Choi Jeong-ho, a senior official for South Korea's Ministry of Land, Infrastructure and Transport, told reporters in a briefing Tuesday in South Korea that investigators from both countries questioned two of the four Asiana pilots, Lee Gang-guk and Lee Jeong-min, on Monday. They planned to question the other two pilots and air controllers Tuesday.
Choi said recorded conversation between the pilots and air controllers at the San Francisco airport would be investigated, too.
In addition, authorities were reviewing the initial rescue efforts after fire officials acknowledged that one of their trucks might have run over one of the two Chinese teenagers killed in the crash. The students, Wang Linjia and Ye Mengyuan, were part of a larger group headed for a Christian summer camp with dozens of classmates.
Asiana President Yoon Young-doo arrived in San Francisco from South Korea on Tuesday morning, fighting his way through a pack of journalists outside customs.
He said he will look at the efforts of airline employees to help injured passengers and their family members, visit with the NTSB and other organizations to apologize for the crash and try to meet injured passengers.

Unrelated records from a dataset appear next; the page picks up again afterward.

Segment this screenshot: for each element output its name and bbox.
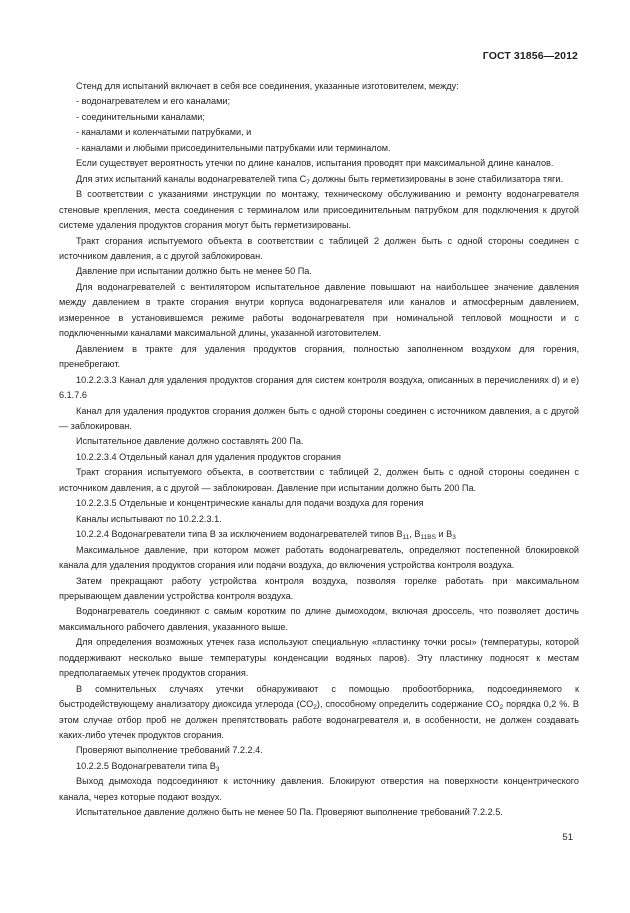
paragraph: Проверяют выполнение требований 7.2.2.4. xyxy=(76,745,263,756)
paragraph: Максимальное давление, при котором может работать водонагреватель, определяют постепенной блокировкой канала для удаления продуктов сгорания или подачи воздуха, до включения устройства контроля воздуха. xyxy=(59,544,579,571)
clause-heading: 10.2.2.5 Водонагреватели типа $B_3$ xyxy=(76,760,220,773)
list-item: - водонагревателем и его каналами; xyxy=(76,96,230,107)
list-item: - соединительными каналами; xyxy=(76,111,205,122)
list-item: - каналами и коленчатыми патрубками, и xyxy=(76,127,252,138)
clause-heading: 10.2.2.3.3 Канал для удаления продуктов сгорания для систем контроля воздуха, описанных в перечислениях d) и e) 6.1.7.6 xyxy=(59,374,579,401)
paragraph: Тракт сгорания испытуемого объекта в соответствии с таблицей 2 должен быть с одной стороны соединен с источником давления, а с другой заблокирован. xyxy=(59,235,579,261)
list-item: - каналами и любыми присоединительными патрубками или терминалом. xyxy=(76,142,391,153)
paragraph: Для водонагревателей с вентилятором испытательное давление повышают на наибольшее значение давления между давлением в тракте сгорания внутри корпуса водонагревателя или каналов и атмосферным давлением, измеренное в установившемся режиме работы водонагревателя при номинальной тепловой мощности и с подключенными каналами максимальной длины, указанной изготовителем. xyxy=(59,281,579,339)
paragraph: Для этих испытаний каналы водонагревателей типа $C_7$ должны быть герметизированы в зоне стабилизатора тяги. xyxy=(76,173,563,186)
clause-heading: 10.2.2.3.4 Отдельный канал для удаления продуктов сгорания xyxy=(76,451,341,462)
paragraph: Выход дымохода подсоединяют к источнику давления. Блокируют отверстия на поверхности концентрического канала, через которые подают воздух. xyxy=(59,776,579,802)
paragraph: В сомнительных случаях утечки обнаруживают с помощью пробоотборника, подсоединяемого к быстродействующему анализатору диоксида углерода $(CO_2)$, способному определить содержание $CO_2$ порядка 0,2 %. В этом случае отбор проб не должен препятствовать работе водонагревателя и, в особенности, не должен создавать каких-либо утечек продуктов сгорания. xyxy=(59,683,579,741)
document-body xyxy=(59,79,579,821)
clause-heading: 10.2.2.4 Водонагреватели типа B за исключением водонагревателей типов $B_{11}$, $B_{11BS}$ и $B_3$ xyxy=(76,529,456,542)
paragraph: В соответствии с указаниями инструкции по монтажу, техническому обслуживанию и ремонту водонагревателя стеновые крепления, места соединения с терминалом или присоединительным патрубком для подключения к другой системе удаления продуктов сгорания могут быть герметизированы. xyxy=(59,189,579,231)
clause-heading: 10.2.2.3.5 Отдельные и концентрические каналы для подачи воздуха для горения xyxy=(76,498,424,509)
paragraph: Канал для удаления продуктов сгорания должен быть с одной стороны соединен с источником давления, а с другой — заблокирован. xyxy=(59,405,579,431)
page-number: 51 xyxy=(562,832,573,843)
paragraph: Давление при испытании должно быть не менее 50 Па. xyxy=(76,266,312,277)
paragraph: Затем прекращают работу устройства контроля воздуха, позволяя горелке работать при максимальном прерывающем давлении устройства контроля воздуха. xyxy=(59,575,579,601)
paragraph: Стенд для испытаний включает в себя все соединения, указанные изготовителем, между: xyxy=(76,81,459,91)
paragraph: Испытательное давление должно составлять 200 Па. xyxy=(76,436,304,447)
paragraph: Если существует вероятность утечки по длине каналов, испытания проводят при максимальной длине каналов. xyxy=(76,158,554,169)
paragraph: Для определения возможных утечек газа используют специальную «пластинку точки росы» (температуры, которой поддерживают несколько выше температуры конденсации водяных паров). Эту пластинку подносят к местам предполагаемых утечек продуктов сгорания. xyxy=(59,637,579,679)
paragraph: Испытательное давление должно быть не менее 50 Па. Проверяют выполнение требований 7.2.2.5. xyxy=(76,807,503,818)
document-code-header: ГОСТ 31856—2012 xyxy=(482,50,578,62)
paragraph: Тракт сгорания испытуемого объекта, в соответствии с таблицей 2, должен быть с одной стороны соединен с источником давления, а с другой — заблокирован. Давление при испытании должно быть 200 Па. xyxy=(59,467,579,493)
paragraph: Каналы испытывают по 10.2.2.3.1. xyxy=(76,513,222,524)
paragraph: Давлением в тракте для удаления продуктов сгорания, полностью заполненном воздухом для горения, пренебрегают. xyxy=(59,343,579,370)
paragraph: Водонагреватель соединяют с самым коротким по длине дымоходом, включая дроссель, что позволяет достичь максимального рабочего давления, указанного выше. xyxy=(59,606,579,632)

Yoon said he can't meet with the Asiana pilots because no outside contact with them is allowed until the investigation is completed.
Yoon said Lee Jeong-min, a 777 pilot, was the pilot on 33 flights to San Francisco, and Lee Gang-guk was a pilot on 29 flights into San Francisco but on other planes.
Lee Jeong-min had been named a training pilot on the flight because he was among the top 25 percent of Asiana pilots, Yoon said. Lee Gang-guk had logged nearly 10,000 hours operating other planes but had only 43 hours in the 777, a plane he still was getting used to flying, said Asiana spokeswoman Lee Hyomin.
More than 180 people aboard the plane went to hospitals with injuries. But remarkably, more than a third didn't even require hospitalization.
The passengers included 141 Chinese, 77 South Koreans, 64 Americans, three Canadians, three Indians, one Japanese, one Vietnamese and one person from France.
South Korea officials said 39 people remained hospitalized in seven different hospitals in San Francisco.
The flight originated in Shanghai, China, and stopped over in Seoul, South Korea, before making the nearly 11-hour trip to San Francisco.